Casi como desde el fondo de un túnel, podía vislumbrar formas y juegos de luces y sombras,
escuchaba, pero no podía hablar, mi garganta era un trozo de carne llagado y del que solo salía
sonidos guturales mezclados con gemidos provocados por el insufrible dolor. Al llegar al hospital
me llevaron muy rápidamente a la sala de operaciones, o eso supongo, yo no era plenamente
consciente de nada. Al despertar, casi una semana después, tenía un tubo plástico insertado en mi
garganta, una sonda Foley se hacía cargo de mis fluidos, agujas taladraban mis brazos y mi cuerpo
era un guiñapo que ni yo mismo reconocía, así entre estados de semiinconsciencia y de absoluta
obscuridad, mi cuerpo se alejaba del abismo y se fortalecía. Mi juventud jugó un rol primordial en
mi recuperación, pero al salir del hospital, pesando poco más de cien libras, lo que unido a mi
metro ochenta de estatura y la extrema palidez que la pérdida de sangre y tres meses en cama me
había otorgado, me hacía parecer un espantapájaros cojo. Mi vida dio un vuelvo de ciento ochenta
grados y si hoy estoy aquí haciendo catarsis por todo lo vivido es precisamente porque pasé por el
valle de las sombras de la muerte y salí airoso por el otro lado, cambiado, pero vivo.

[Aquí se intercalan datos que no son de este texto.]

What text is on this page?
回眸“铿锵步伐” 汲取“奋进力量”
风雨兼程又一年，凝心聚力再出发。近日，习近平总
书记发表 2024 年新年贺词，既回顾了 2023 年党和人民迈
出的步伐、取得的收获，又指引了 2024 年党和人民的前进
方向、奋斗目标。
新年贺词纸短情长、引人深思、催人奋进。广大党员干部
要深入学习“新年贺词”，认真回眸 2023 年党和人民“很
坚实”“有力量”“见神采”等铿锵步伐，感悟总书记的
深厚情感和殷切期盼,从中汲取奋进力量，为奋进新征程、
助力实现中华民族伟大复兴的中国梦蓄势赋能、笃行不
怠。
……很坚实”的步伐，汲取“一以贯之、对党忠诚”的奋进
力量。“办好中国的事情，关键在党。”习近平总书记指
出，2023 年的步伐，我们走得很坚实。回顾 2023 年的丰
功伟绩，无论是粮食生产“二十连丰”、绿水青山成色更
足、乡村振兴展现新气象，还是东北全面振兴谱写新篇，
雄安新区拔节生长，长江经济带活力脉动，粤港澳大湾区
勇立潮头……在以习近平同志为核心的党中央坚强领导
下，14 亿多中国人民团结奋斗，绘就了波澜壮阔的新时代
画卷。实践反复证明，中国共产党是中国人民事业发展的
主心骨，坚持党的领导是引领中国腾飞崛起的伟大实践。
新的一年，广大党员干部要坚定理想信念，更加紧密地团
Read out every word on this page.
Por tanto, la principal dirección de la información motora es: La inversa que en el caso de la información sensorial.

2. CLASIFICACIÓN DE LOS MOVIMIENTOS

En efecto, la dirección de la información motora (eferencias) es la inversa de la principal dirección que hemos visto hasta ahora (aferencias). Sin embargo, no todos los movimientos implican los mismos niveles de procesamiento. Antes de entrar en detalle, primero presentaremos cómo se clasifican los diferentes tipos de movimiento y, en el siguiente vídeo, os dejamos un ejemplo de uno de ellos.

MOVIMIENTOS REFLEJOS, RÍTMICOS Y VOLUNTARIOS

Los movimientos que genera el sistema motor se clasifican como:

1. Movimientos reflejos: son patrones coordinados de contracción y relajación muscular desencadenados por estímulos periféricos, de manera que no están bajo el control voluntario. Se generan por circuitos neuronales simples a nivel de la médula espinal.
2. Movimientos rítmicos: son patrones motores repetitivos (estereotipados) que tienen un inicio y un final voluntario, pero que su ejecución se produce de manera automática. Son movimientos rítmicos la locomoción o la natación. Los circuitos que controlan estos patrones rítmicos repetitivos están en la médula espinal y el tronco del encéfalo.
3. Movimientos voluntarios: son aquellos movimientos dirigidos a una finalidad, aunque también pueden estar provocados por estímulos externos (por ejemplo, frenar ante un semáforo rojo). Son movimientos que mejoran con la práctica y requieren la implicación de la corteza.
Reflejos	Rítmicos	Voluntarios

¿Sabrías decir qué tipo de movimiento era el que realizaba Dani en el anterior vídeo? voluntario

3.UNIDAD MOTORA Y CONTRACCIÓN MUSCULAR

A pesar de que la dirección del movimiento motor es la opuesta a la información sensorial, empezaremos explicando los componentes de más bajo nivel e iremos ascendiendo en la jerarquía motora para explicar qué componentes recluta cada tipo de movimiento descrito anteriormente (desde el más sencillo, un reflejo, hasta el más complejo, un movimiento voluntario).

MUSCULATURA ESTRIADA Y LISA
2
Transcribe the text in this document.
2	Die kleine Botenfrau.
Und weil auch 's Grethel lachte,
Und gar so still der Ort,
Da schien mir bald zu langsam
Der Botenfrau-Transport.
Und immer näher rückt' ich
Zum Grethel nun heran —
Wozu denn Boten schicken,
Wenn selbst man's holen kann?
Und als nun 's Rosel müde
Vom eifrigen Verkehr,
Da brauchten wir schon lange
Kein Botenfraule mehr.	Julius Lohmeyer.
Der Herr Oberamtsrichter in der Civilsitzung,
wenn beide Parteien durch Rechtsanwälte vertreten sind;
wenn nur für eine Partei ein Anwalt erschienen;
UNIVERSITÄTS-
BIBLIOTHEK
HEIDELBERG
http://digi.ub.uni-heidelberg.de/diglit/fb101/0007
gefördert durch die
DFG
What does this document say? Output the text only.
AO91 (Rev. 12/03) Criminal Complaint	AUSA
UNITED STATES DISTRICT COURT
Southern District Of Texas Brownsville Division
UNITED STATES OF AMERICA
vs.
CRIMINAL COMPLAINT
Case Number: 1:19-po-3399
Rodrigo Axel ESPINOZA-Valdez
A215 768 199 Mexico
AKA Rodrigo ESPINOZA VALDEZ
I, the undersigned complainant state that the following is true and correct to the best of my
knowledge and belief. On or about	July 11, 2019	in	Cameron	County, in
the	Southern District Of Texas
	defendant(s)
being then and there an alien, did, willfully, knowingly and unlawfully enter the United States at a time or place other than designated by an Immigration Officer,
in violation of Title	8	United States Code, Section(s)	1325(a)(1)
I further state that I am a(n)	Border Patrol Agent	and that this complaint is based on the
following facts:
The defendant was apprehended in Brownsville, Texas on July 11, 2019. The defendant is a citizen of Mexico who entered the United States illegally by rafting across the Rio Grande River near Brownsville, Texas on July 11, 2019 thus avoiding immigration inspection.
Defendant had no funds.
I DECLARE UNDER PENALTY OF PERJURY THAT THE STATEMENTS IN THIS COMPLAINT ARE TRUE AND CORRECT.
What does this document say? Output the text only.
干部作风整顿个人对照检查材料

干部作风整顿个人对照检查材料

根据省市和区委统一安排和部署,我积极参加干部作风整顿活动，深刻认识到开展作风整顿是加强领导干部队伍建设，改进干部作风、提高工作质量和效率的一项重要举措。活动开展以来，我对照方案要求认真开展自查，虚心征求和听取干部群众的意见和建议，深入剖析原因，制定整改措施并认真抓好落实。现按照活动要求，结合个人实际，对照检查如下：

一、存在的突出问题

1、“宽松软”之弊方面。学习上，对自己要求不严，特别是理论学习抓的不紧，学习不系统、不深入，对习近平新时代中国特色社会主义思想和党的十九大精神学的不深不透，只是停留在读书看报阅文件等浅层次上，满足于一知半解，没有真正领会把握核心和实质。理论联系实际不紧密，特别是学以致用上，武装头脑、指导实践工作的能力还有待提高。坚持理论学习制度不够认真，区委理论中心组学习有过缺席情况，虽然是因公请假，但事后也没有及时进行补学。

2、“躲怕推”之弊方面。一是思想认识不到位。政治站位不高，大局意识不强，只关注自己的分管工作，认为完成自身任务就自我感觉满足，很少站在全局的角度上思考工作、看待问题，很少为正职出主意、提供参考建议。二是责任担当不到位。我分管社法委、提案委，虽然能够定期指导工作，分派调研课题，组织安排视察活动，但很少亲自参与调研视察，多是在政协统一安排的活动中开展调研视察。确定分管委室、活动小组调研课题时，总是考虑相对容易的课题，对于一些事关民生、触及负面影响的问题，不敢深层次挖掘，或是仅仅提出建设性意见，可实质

Hoy me pregunto si volvería a hacer lo mismo, me pregunto si valió la pena, si todos esos muertos,
heridos y lisiados de todos los bandos, valieron la pena, si el olvido en que muchos de esos jóvenes
mártires han caído después de muertos sirvió para algo, me atormentan los recuerdos, me
angustio pensando si pude haber hecho las cosas diferentes, no diré aquí las conclusiones de mis
cavilaciones, pero si puedo decir, que hoy no soy el que una vez fui.